SimuScene Setup¶
SimuScene trains a code-generation agent to produce Python programs that render short physics-style videos. Reward comes from a VLM-as-judge ensemble: several vision-language models watch the rendered video and answer a list of visual verification questions. The agent's reward is shaped by code execution, video rendering, video saving, and the ensemble's pass rate on the questions.
Affected files¶
examples/train_scripts/simuscene/test_vlm_as_judge_train.sh— reference training script.src/agentfly/rewards/vlm_as_judge/simuscene_reward.py— thevlm_as_judge_pass_reward_multi_modelreward used by the script.data/rlhf/simuphy/rl_set.json,data/rlhf/simuphy/val_set.json— train/val splits. Each item must contain at leastpromptandvlm_questionsfields.
1. Stand up the VLM judge endpoints¶
The reward expects each VLM model to be served by an OpenAI-compatible endpoint (typically vLLM) on its own host. The reference script uses a 3-model ensemble:
| Index | Model | Notes |
|---|---|---|
| 0 | Qwen/Qwen3-VL-235B-A22B-Instruct |
Qwen VL flagship |
| 1 | OpenGVLab/InternVL3_5-241B-A28B |
InternVL ensemble member |
| 2 | zai-org/GLM-4.6V |
GLM ensemble member |
You can change which models are used — the only constraint is that each entry
in VLM_MODELS must have a serving host at the matching index in
VLM_SERVER_IPS. A 1-model "ensemble" is also valid.
Bring up each endpoint independently (one host per VLM, or however your cluster serves them) before launching training. The reward calls them concurrently per trajectory, so latency dominates wall-clock time per training step.
2. Configure VLM_MODELS and VLM_SERVER_IPS¶
Both env vars are comma-separated lists, position-aligned (model i is served
at host i):
export VLM_MODELS="Qwen/Qwen3-VL-235B-A22B-Instruct,OpenGVLab/InternVL3_5-241B-A28B,zai-org/GLM-4.6V"
export VLM_SERVER_IPS="vlm-host-1,vlm-host-2,vlm-host-3"

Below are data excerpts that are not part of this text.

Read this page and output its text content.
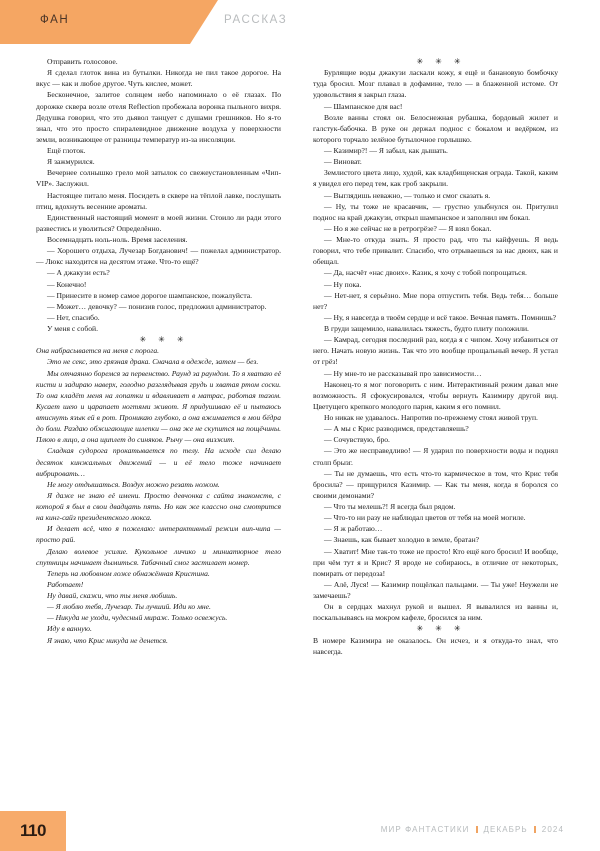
ФАН	РАССКАЗ

Отправить голосовое.

Я сделал глоток вина из бутылки. Никогда не пил такое дорогое. На вкус — как и любое другое. Чуть кислее, может.

Бесконечное, залитое солнцем небо напоминало о её глазах. По дорожке сквера возле отеля Reflection пробежала воронка пыльного вихря. Дедушка говорил, что это дьявол танцует с душами грешников. Но я-то знал, что это просто спиралевидное движение воздуха у поверхности земли, возникающее от разницы температур из-за инсоляции.

Ещё глоток.

Я зажмурился.

Вечернее солнышко грело мой затылок со свежеустановленным «Чип-VIP». Заслужил.

Настоящее питало меня. Посидеть в сквере на тёплой лавке, послушать птиц, вдохнуть весенние ароматы.

Единственный настоящий момент в моей жизни. Стоило ли ради этого развестись и уволиться? Определённо.

Восемнадцать ноль-ноль. Время заселения.

— Хорошего отдыха, Лучезар Богданович! — пожелал администратор. — Люкс находится на десятом этаже. Что-то ещё?

— А джакузи есть?

— Конечно!

— Принесите в номер самое дорогое шампанское, пожалуйста.

— Может… девочку? — понизив голос, предложил администратор.

— Нет, спасибо.

У меня с собой.

✳ ✳ ✳

Она набрасывается на меня с порога.

Это не секс, это грязная драка. Сначала в одежде, затем — без.

Мы отчаянно боремся за первенство. Раунд за раундом. То я хватаю её кисти и задираю наверх, голодно разглядывая грудь и хватая ртом соски. То она кладёт меня на лопатки и вдавливает в матрас, работая тазом. Кусает шею и царапает ногтями живот. Я придушиваю её и пытаюсь втиснуть язык ей в рот. Проникаю глубоко, а она вжимается в мои бёдра до боли. Раздаю обжигающие шлепки — она же не скупится на пощёчины. Плюю в лицо, а она щиплет до синяков. Рычу — она визжит.

Сладкая судорога прокатывается по телу. На исходе сил делаю десяток кинжальных движений — и её тело тоже начинает вибрировать…

Не могу отдышаться. Воздух можно резать ножом.

Я даже не знаю её имени. Просто девчонка с сайта знакомств, с которой я был в свои двадцать пять. Но как же классно она смотрится на кинг-сайз президентского люкса.

И делает всё, что я пожелаю: интерактивный режим вип-чипа — просто рай.

Делаю волевое усилие. Кукольное личико и миниатюрное тело спутницы начинает дымиться. Табачный смог застилает номер.

Теперь на любовном ложе обнажённая Кристина.

Работает!

Ну давай, скажи, что ты меня любишь.

— Я люблю тебя, Лучезар. Ты лучший. Иди ко мне.

— Никуда не уходи, чудесный мираж. Только освежусь.

Иду в ванную.

Я знаю, что Крис никуда не денется.

✳ ✳ ✳

Бурлящие воды джакузи ласкали кожу, я ещё и банановую бомбочку туда бросил. Мозг плавал в дофамине, тело — в блаженной истоме. От удовольствия я закрыл глаза.

— Шампанское для вас!

Возле ванны стоял он. Белоснежная рубашка, бордовый жилет и галстук-бабочка. В руке он держал поднос с бокалом и ведёрком, из которого торчало зелёное бутылочное горлышко.

— Казимир?! — Я забыл, как дышать.

— Виноват.

Землистого цвета лицо, худой, как кладбищенская ограда. Такой, каким я увидел его перед тем, как гроб закрыли.

— Выглядишь неважно, — только и смог сказать я.

— Ну, ты тоже не красавчик, — грустно улыбнулся он. Притулил поднос на край джакузи, открыл шампанское и заполнил им бокал.

— Но я же сейчас не в ретрогрёзе? — Я взял бокал.

— Мне-то откуда знать. Я просто рад, что ты кайфуешь. Я ведь говорил, что тебе привалит. Спасибо, что отрываешься за нас двоих, как и обещал.

— Да, насчёт «нас двоих». Казик, я хочу с тобой попрощаться.

— Ну пока.

— Нет-нет, я серьёзно. Мне пора отпустить тебя. Ведь тебя… больше нет?

— Ну, я навсегда в твоём сердце и всё такое. Вечная память. Помнишь?

В груди защемило, навалилась тяжесть, будто плиту положили.

— Камрад, сегодня последний раз, когда я с чипом. Хочу избавиться от него. Начать новую жизнь. Так что это вообще прощальный вечер. Я устал от грёз!

— Ну мне-то не рассказывай про зависимости…

Наконец-то я мог поговорить с ним. Интерактивный режим давал мне возможность. Я сфокусировался, чтобы вернуть Казимиру другой вид. Цветущего крепкого молодого парня, каким я его помнил.

Но никак не удавалось. Напротив по-прежнему стоял живой труп.

— А мы с Крис разводимся, представляешь?

— Сочувствую, бро.

— Это же несправедливо! — Я ударил по поверхности воды и поднял столп брызг.

— Ты не думаешь, что есть что-то кармическое в том, что Крис тебя бросила? — прищурился Казимир. — Как ты меня, когда я боролся со своими демонами?

— Что ты мелешь?! Я всегда был рядом.

— Что-то ни разу не наблюдал цветов от тебя на моей могиле.

— Я ж работаю…

— Знаешь, как бывает холодно в земле, братан?

— Хватит! Мне так-то тоже не просто! Кто ещё кого бросил! И вообще, при чём тут я и Крис? Я вроде не собираюсь, в отличие от некоторых, помирать от передоза!

— Алё, Луся! — Казимир пощёлкал пальцами. — Ты уже! Неужели не замечаешь?

Он в сердцах махнул рукой и вышел. Я вывалился из ванны и, поскальзываясь на мокром кафеле, бросился за ним.

✳ ✳ ✳

В номере Казимира не оказалось. Он исчез, и я откуда-то знал, что навсегда.

110	МИР ФАНТАСТИКИ ДЕКАБРЬ 2024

The training script ships with these export lines already filled in for the
default 3-model setup; replace the <vlm-server-N> placeholders with the
actual hosts before submitting. If lengths differ or either list is empty, the
reward logs an error and returns a 0 reward, so misconfiguration fails loudly
rather than silently.
VLM_MODELS and VLM_SERVER_IPS are read at import time. Set them in the
shell that launches python -m agentfly.cli train, not inside the Python
process.
3. Reward composition¶
vlm_as_judge_pass_reward_multi_model returns a reward field plus diagnostic
metrics. The reward is the sum of four components, evaluated in order — each
gate must pass before the next contributes:
| Component | Default weight | Triggered when |
|---|---|---|
| Code extraction | 0.04 |
A Python code block is parsed from the final response |
| Code render | 0.06 |
The extracted code executes without raising |
| Video saved & openable | 0.10 |
A video file is produced and cv2 can open it |
| VLM ensemble pass rate | 0.80 |
At least VLM_ENSEMBLE_MIN_RESPONSES=2 models return parseable JSON; reward scales with the per-question true rate, averaged across models |
The constants are defined near the top of simuscene_reward.py
(LADDER_*_REWARD, VLM_ENSEMBLE_MIN_RESPONSES) — edit them in source if you
need a different shaping.
4. Launch training¶
The reference script defaults to:
- 2 nodes × 8 GPUs (configure via
#SBATCH --nodes). - GRPO with
num_chains=8,train_batch_size=32,mini_batch_size=128. max_turns=1(single-shot code generation; the agent answers once via theanswer_qatool and the rendered video is judged).- WandB project
SimuScene.
Update model, train_file, val_file, and the SLURM resource lines for
your environment. Note that the default model path is a local SFT checkpoint
— swap it for any HuggingFace model id or your own checkpoint.
5. Smoke test the judge connection¶
A fast way to confirm the env vars and endpoints are wired up is to import the reward module and call it once with a known-good response:
import os
os.environ["VLM_MODELS"] = "Qwen/Qwen3-VL-235B-A22B-Instruct"
os.environ["VLM_SERVER_IPS"] = "vlm-host-1"
from agentfly.rewards.vlm_as_judge.simuscene_reward import _vlm_specs_from_globals
specs = _vlm_specs_from_globals()
assert specs, "VLM specs are empty — check VLM_MODELS / VLM_SERVER_IPS"
print(specs)
If specs is empty or the resulting HTTP request fails, the training run will
reward 0 across the board, so resolve this before launching a long job.